Shipping containers - the same massive steel structures that haul cargo from land, sea and air worldwide - are not only durable, stackable, and readily available, but also relatively cheap, costing on average $3,500 per unit.

One of the first major Canadian projects, constructed in July 2013, is located at 502 Alexander Street in Vancouver and used 12 shipping containers stacked three-storeys high. Each of the 12 units, which cost roughly $82,500 a piece to construct, are about 280 to 290 square feet with wood laminate flooring, separate entrances, bathrooms and equipped with a washer-dryer machine.

The container homes were part of a $3.3 million social-housing project, which also included a heritage restoration of an adjacent 16-unit Imouto Housing for Young Women.

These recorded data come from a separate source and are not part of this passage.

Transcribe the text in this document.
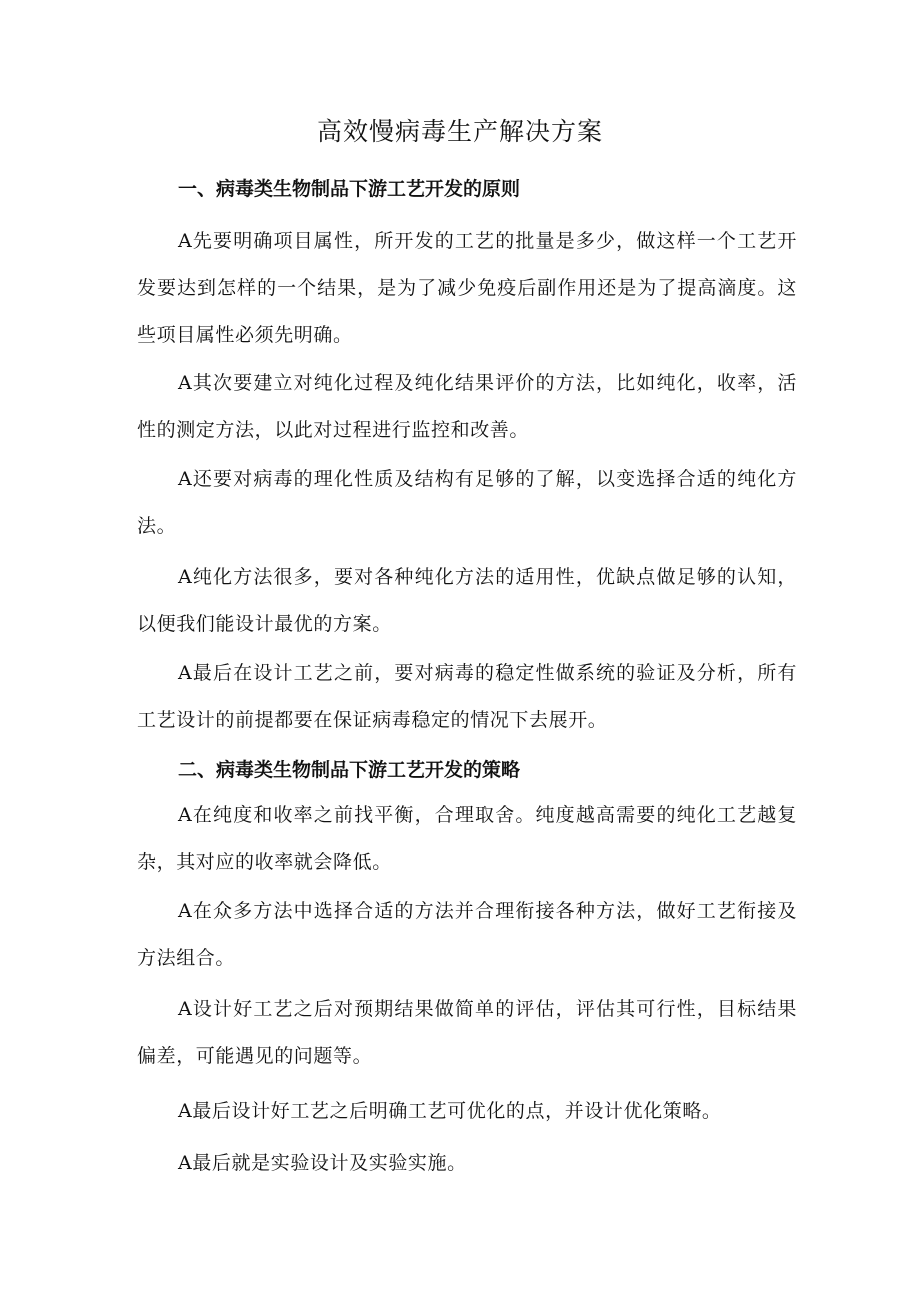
高效慢病毒生产解决方案
一、病毒类生物制品下游工艺开发的原则

A先要明确项目属性，所开发的工艺的批量是多少，做这样一个工艺开发要达到怎样的一个结果，是为了减少免疫后副作用还是为了提高滴度。这些项目属性必须先明确。

A其次要建立对纯化过程及纯化结果评价的方法，比如纯化，收率，活性的测定方法，以此对过程进行监控和改善。

A还要对病毒的理化性质及结构有足够的了解，以变选择合适的纯化方法。

A纯化方法很多，要对各种纯化方法的适用性，优缺点做足够的认知，以便我们能设计最优的方案。

A最后在设计工艺之前，要对病毒的稳定性做系统的验证及分析，所有工艺设计的前提都要在保证病毒稳定的情况下去展开。

二、病毒类生物制品下游工艺开发的策略

A在纯度和收率之前找平衡，合理取舍。纯度越高需要的纯化工艺越复杂，其对应的收率就会降低。

A在众多方法中选择合适的方法并合理衔接各种方法，做好工艺衔接及方法组合。

A设计好工艺之后对预期结果做简单的评估，评估其可行性，目标结果偏差，可能遇见的问题等。

A最后设计好工艺之后明确工艺可优化的点，并设计优化策略。

A最后就是实验设计及实验实施。
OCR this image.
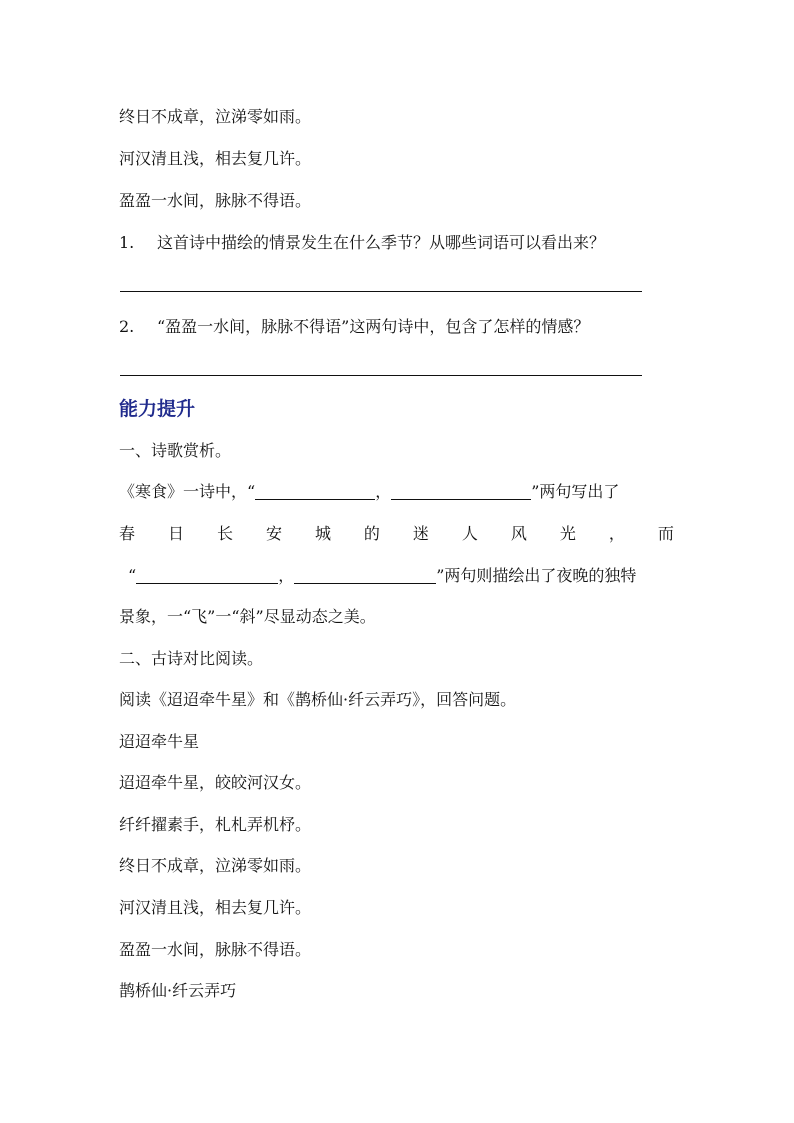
终日不成章，泣涕零如雨。
河汉清且浅，相去复几许。
盈盈一水间，脉脉不得语。
1. 这首诗中描绘的情景发生在什么季节？从哪些词语可以看出来？
2. “盈盈一水间，脉脉不得语”这两句诗中，包含了怎样的情感？
能力提升
一、诗歌赏析。
《寒食》一诗中，“	，	”两句写出了
春 日 长 安 城 的 迷 人 风 光 ， 而
“	，	”两句则描绘出了夜晚的独特
景象，一“飞”一“斜”尽显动态之美。
二、古诗对比阅读。
阅读《迢迢牵牛星》和《鹊桥仙·纤云弄巧》，回答问题。
迢迢牵牛星
迢迢牵牛星，皎皎河汉女。
纤纤擢素手，札札弄机杼。
终日不成章，泣涕零如雨。
河汉清且浅，相去复几许。
盈盈一水间，脉脉不得语。
鹊桥仙·纤云弄巧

Canada Mortgage and Housing Corp. contributed $2.6 million to the funding, the City of Vancouver pitched in $92,000 and B.C. Hydro supplied two of the containers and an additional $90,000.

Seeing the completion of that served as inspiration to a pair of entrepreneurs in Alberta who just completed that province's first pilot container home on Ellerslie Road near 181 Street in Edmonton at a cost of $60,000. Three workers completed the 640-square-foot demonstration model in four days using only a crane, wrench, caulking gun and drill.

Sergio Torres and Chad Osman of Avante Global Trade figure that assembly time is one tenth of a normal home with the cost at about one-third, but add that the structure of the steel containers is more sturdy than conventional homes.

Expecting that 1,200 square foot models will sell for $100,000, which would include such basics as insulation, in-floor heating, drywall, exterior panelling, air conditioning (where required) plus LED lighting, tiled bathrooms and open staircases, the partners are optimistic that the container concept will fly.

The Canadian Real Estate Association reports that the average home price in Alberta for March 2014 was $402,933 and slightly lower nationally at $401,419. With the considerable cost savings to be gained, one can expect that as more container home models and styles become available, buyers will step up.